Jones recognizes a correlation between the two professional paths in which she has dabbled while in Oberlin.
“There’s still the educational part of it,” she said, referring to the education of both kids and adults.
The Bridge does, in fact, encourage education. Soon after its founding, the Bridge introduced a basic skills camp to disadvantaged youth who did not have computers at home. Today there are technology summer camps for kids. Adults can also take numerous regular and specialized classes, from “Intro to Computers” to “Microsoft Publisher.”
Jones expresses her genuine care for all of the kids who visit the Bridge, whether she knows them through one of her four teenagers or not. With this concern in mind, Jones coordinates her technology classes around student interests.
“They like the music,” Jones said. As a response, this summer the Bridge will offer a digital music program with a keyboard, mic and mixing board donated from the College. Jones says that the Bridge hopes to do even more with media this next summer.
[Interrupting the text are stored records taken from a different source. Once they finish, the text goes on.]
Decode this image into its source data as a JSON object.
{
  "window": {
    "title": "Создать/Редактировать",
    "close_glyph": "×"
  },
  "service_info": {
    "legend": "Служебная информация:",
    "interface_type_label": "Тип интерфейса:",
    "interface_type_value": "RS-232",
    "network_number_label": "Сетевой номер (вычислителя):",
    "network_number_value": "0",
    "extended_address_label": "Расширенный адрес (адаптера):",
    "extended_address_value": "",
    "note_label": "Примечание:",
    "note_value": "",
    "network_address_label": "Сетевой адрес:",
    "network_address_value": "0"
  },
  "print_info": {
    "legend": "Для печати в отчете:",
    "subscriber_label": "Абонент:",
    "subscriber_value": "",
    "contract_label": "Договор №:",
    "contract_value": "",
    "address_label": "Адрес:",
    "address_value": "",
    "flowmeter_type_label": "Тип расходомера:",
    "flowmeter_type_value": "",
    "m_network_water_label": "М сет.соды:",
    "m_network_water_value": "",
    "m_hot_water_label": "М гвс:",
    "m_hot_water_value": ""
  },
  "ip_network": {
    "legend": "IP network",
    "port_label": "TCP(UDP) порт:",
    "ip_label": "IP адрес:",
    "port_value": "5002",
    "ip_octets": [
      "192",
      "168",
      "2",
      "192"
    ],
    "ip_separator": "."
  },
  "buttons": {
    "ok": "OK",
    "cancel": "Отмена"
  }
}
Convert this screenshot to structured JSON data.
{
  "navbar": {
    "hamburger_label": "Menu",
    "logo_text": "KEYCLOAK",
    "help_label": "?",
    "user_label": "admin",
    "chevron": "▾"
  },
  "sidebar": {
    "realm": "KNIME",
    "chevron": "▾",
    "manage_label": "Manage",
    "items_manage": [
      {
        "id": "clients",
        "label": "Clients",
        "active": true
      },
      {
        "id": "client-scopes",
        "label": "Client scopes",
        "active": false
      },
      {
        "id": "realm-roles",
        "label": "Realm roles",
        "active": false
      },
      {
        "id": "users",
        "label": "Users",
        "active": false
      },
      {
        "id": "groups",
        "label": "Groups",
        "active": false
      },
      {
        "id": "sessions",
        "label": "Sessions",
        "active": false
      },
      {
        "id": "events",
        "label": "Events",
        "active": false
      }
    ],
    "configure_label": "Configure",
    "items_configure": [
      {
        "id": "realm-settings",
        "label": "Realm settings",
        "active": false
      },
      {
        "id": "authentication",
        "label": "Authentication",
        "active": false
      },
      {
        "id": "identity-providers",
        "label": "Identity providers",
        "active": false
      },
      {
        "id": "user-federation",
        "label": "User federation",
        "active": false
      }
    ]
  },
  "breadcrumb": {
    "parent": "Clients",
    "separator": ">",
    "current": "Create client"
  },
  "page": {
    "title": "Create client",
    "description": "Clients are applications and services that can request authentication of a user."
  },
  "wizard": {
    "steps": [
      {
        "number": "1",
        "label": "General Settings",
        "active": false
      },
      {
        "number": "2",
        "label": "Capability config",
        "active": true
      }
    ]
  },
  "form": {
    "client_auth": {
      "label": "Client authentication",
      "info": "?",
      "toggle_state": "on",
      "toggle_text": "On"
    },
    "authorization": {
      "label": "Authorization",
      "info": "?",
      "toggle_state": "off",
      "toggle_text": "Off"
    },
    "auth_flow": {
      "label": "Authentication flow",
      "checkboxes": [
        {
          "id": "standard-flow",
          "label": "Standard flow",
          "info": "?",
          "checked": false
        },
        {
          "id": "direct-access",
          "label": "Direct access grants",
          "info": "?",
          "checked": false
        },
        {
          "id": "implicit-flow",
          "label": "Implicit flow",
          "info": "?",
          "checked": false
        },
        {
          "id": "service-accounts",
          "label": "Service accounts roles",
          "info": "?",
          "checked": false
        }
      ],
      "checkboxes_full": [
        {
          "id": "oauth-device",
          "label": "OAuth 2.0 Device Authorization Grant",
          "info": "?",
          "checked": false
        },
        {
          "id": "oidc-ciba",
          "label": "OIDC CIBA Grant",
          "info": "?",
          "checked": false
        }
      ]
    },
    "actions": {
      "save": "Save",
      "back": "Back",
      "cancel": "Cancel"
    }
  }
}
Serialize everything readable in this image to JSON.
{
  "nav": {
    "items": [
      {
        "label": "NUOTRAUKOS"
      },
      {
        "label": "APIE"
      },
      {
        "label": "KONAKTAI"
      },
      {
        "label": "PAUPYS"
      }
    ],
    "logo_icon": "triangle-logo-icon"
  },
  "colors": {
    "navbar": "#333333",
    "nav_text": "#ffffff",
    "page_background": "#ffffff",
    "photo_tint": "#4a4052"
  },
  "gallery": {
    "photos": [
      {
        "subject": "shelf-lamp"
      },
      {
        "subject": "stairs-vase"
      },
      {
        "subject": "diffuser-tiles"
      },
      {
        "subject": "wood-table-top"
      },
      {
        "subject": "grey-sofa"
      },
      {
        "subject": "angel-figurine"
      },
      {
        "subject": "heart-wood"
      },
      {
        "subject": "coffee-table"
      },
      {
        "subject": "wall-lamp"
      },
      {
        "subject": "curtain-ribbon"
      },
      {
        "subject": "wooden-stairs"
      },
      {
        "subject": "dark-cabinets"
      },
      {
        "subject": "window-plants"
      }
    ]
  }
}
Donations have been essential for the Bridge’s sustainability: The College has donated a number of computers over the years and the Cable Co-op provides free internet access. Though it now receives a part of the public library’s budget, the Bridge still seeks monetary donors.
Jones’ efforts to accommodate Oberlin youth have been well received. Of its 4340 members, almost 700 are between the ages of 13 and 18.
Weekdays after school, middle- and high-school-aged youth funnel into what is designated as “Teen Space.” While the Bridge’s main room has a strict numbered set of rules — no cell phones, no food or drink, talk only at a low volume — the kids who enter are great in number and excitement.
Jones admits that many of the teens use the Bridge’s internet access for entertainment purposes.
“Most [kids] come in just to instant message each other,” she said.
Still, the Bridge’s mission is to “raise awareness about, and eventually eliminate the digital divide in Oberlin.” Jones can recount many success stories. One woman who was vision-impaired used the Bridge’s computers; another woman thanked Jones for teaching her how to use Excel — an additional skill that allowed her to improve herself in the workforce.
Gary Kornblith, an Oberlin professor of history and town resident who was a member of the ad-hoc committee that founded the Bridge, commends the grassroots nature of the Bridge’s founding.
“This is one of the few truly integrated efforts in Oberlin,” he said. “[It is a place to which] people from different economic and racial backgrounds feel comfortable going. I just think it’s amazing.”